Today, the Democrats are in charge, and 3,000 more babies are loaded into the machine. There is no prevention of the plane plunging into the water: 3,000 die. We have an election at the end of the day, and a candidate says, “I am the critical vote to end public funding of abortion, but I am not going to force giving birth on a woman who was raped. If s/he was elected, then the next day, the killing machine would only plunge 50% of the way into the water, and 1,500 would be saved.
When you say, “I will only support a candidate if they are 100% pro-life,” you are acting in pride, and not prudence. The abortion machine does not have an off button. We have never voted to ban all abortions in the U.S. at the federal level. By any measure of public will, we never will. When you say, “I value ALL those babies”, in ranked choice voting, you are also saying, “If we can’t save them all, we shall save none of them. Those are the only two results that my worldview will accept. I wash my hands.”
What does it mean to vote pro-life? There are regular votes to prevent funding, provide support for judges who will end the travesty of Roe, ensure conscience clauses, protect religious liberty, etc. Voting pro-life starts with the understanding that EACH individual baby, as well as all of them, is infinitely precious.
If Christ would leave his flock for the sake of the one sheep, how can we deny our duty to save at least one? Our vote requires prudence and accepts that God did not give us a perfect on/off world. He gave us this messy world that requires us to work with the less than perfect people to do at least some good.
Practically speaking for Washington D.C., Nick and Sarah are both pro-life. Nick has promised me that he does not support public funding, he publicly opposes abortion in all cases, but will not vote to mandate the outcome when the woman faced rape or incest. Nick or Sarah will have many votes on the life issue, like the Hyde Amendment, thereby helping stop the abortion machine from plunging so deeply each day. If enough pro-life Republicans are elected, they will save lives.

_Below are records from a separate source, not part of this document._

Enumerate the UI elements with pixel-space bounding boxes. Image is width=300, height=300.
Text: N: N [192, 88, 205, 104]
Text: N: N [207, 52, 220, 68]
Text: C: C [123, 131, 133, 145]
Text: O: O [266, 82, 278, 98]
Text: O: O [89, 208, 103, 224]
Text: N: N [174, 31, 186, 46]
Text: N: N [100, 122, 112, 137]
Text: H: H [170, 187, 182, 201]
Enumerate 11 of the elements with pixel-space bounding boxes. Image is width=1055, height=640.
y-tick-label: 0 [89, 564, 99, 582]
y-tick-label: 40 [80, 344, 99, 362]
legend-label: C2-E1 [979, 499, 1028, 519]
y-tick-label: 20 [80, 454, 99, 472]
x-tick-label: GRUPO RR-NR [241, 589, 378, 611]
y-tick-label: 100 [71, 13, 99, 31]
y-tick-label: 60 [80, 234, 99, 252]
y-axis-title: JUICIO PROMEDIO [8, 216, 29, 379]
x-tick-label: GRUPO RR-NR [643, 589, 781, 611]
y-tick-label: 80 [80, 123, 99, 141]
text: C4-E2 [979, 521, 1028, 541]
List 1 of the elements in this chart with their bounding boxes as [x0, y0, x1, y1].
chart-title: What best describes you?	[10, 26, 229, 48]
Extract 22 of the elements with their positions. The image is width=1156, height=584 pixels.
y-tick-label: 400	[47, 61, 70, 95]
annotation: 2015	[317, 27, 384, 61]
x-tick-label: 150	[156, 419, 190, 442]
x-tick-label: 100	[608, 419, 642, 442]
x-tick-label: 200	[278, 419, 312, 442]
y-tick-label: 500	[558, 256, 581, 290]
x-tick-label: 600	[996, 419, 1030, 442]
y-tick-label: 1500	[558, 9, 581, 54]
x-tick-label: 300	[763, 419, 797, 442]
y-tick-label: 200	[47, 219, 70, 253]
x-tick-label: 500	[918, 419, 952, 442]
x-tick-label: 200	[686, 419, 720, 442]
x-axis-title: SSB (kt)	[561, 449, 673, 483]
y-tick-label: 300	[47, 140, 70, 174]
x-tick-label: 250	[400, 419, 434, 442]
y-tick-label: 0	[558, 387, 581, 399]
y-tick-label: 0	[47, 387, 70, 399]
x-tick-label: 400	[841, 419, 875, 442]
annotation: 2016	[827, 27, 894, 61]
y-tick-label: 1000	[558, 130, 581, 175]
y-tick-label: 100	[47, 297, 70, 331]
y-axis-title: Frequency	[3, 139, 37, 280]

In conclusion, If you don’t vote for BOTH Nick and Sarah, and a Democrat is elected, the abortion machine will continue to plunge 3,000 more children to their deaths each day. I believe we will all be judged on prudent votes to save at least some of these children. Please accept these two candidates are sufficiently pro-life, and keep in mind the babies we can save when discerning how to vote. Life is complicated. Voting to save lives, moreso.
Question: Would you only accept a candidate who will end 100% of crime, 100% of hunger, 100% of homelessness, 100% of fatherlessness; but never have that vote? Or do you support tough-on-crime legislators who accept a reduction of 50% of crimes vs. pro-crime, anti-police candidates on the other side? The idea that the world has an off-switch for sorrow, pain and evil is one of the great errors of many conservatives, and many people I call friends.
Glen Biegel is a talk show host and cyber security professional in Anchorage.